Even some critics agree that the controversy has at least one upside.

“He has gotten people to think and talk about sudden death syndrome,” said David Wright, research director for the Iowa Soybean Assn. “SDS is a problem that needs additional research. Scientists challenge each other all the time and that’s a good thing. That’s how we get solutions.”


It was the lowly soybean that was the first staple crop to be successfully engineered and widely planted, thanks to Monsanto. In an effort to bolster sales of its herbicide glyphosate, or Roundup, Monsanto turned to its laboratories to create crops that would tolerate the weedkiller. Instead of trying to alter soy’s genes, they layered on new ones.

It helped make Monsanto huge and extend its influence to consumers: About 75% of processed food on the country’s grocery shelves — such as margarine and chicken soup — contains engineered ingredients.
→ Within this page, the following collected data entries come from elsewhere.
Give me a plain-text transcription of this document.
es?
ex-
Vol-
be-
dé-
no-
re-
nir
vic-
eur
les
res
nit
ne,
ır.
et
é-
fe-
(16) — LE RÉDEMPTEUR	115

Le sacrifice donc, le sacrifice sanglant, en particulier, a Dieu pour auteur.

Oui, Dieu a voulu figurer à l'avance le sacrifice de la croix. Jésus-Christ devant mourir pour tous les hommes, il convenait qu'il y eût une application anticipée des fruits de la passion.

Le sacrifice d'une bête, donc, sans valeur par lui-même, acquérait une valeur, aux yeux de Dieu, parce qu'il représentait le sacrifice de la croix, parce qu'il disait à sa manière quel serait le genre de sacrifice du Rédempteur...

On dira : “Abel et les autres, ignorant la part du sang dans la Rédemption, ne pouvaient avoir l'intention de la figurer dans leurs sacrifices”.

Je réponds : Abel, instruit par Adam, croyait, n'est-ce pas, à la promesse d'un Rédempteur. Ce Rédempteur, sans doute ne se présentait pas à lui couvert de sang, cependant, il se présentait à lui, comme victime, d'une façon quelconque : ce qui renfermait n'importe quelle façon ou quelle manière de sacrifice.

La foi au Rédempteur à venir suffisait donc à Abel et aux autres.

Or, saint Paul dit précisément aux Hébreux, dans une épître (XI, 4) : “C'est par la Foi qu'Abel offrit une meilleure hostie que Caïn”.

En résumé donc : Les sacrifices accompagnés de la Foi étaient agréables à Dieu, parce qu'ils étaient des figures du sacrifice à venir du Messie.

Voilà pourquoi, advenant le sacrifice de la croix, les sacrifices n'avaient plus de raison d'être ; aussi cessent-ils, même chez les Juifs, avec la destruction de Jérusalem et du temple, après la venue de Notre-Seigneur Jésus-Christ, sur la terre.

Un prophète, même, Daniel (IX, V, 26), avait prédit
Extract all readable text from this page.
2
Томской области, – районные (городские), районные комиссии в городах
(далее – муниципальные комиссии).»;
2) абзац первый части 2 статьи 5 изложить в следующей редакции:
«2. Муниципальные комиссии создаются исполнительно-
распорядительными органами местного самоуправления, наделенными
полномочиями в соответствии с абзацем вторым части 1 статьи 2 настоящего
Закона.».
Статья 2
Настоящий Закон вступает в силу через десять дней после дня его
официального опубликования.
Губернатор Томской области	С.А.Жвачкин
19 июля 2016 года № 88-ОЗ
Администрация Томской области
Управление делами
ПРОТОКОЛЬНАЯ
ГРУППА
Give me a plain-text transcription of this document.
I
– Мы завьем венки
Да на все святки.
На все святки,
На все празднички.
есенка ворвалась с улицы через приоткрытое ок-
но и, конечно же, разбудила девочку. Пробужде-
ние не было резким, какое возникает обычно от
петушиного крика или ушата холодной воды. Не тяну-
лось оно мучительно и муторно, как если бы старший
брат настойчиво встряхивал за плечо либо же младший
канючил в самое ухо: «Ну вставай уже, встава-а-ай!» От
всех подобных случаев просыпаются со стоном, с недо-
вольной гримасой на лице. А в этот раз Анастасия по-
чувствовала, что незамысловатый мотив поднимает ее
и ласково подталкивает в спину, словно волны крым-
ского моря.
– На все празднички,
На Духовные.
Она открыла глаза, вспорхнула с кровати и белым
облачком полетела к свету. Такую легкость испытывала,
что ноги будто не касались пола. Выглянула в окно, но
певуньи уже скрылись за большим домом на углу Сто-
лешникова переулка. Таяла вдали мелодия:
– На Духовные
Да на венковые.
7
Despite hundreds of studies that show genetically engineered seeds and crops are safe, the technology unnerves some farmers and a growing segment of consumers who pay attention to how their food is produced. Those concerns have mounted as some recent studies have found that the widespread use of genetically engineered crops and pesticides such as Roundup Ready has led to so-called super weeds that are resistant to the pesticide. That in turn has forced farmers in the South and elsewhere to spray their land with increasingly toxic chemicals and hire laborers to walk the rows and pull weeds by hand.

For soybeans, sudden death syndrome has been a serious issue in the Midwest in the last two years. Part of the problem is climate change, said Xiao Bing Yang, a leading expert on the disease at Iowa State University. Soil that is too moist, coming after too cool of a spring, can be a breeding ground for the fungus Fusarium solani f.sp. glycine. It’s the fungus that causes sudden death syndrome, scientists say.

The effect on soybeans can be dire. At best, a farmer could lose 10% of his crop. At worst, 90% could be wiped out. Once the fungus is in a field, it can remain for years and cause havoc when the environmental conditions are right.

Last year, after a chilly spring and a very wet summer, soybean sudden death syndrome raced across the Midwest. The hardest hit was Iowa: Yang estimated last summer that up to half of the state’s fields might be infected in varying degrees. The USDA warned in August that “the amount of acreage is becoming a concern.”

Rumors of quick fixes spread rapidly across the farming community, Wright said. “None of it was based on science,” he said. “It was a mess.”


Scientific curiosity about that outbreak, Huber said, prompted him and a group of researchers to tromp across soybean fields in Iowa, Nebraska and Illinois to take soil and plant samples. Some of the fields were planted with seeds using Monsanto’s technology and sprayed with glyphosate.

They assumed they were seeing a normal sudden-death-syndrome outbreak, Huber said. The team took samples from a number of fields, he said, and sent the samples to a researcher who had access to an electron microscope. The researcher looked and, Huber said, saw “it.”

Huber said he doesn’t have anything personally against Monsanto.

“If I’m wrong, OK. What’s the worst that can happen?” Huber said. “If I’m not, then we find out what it is.”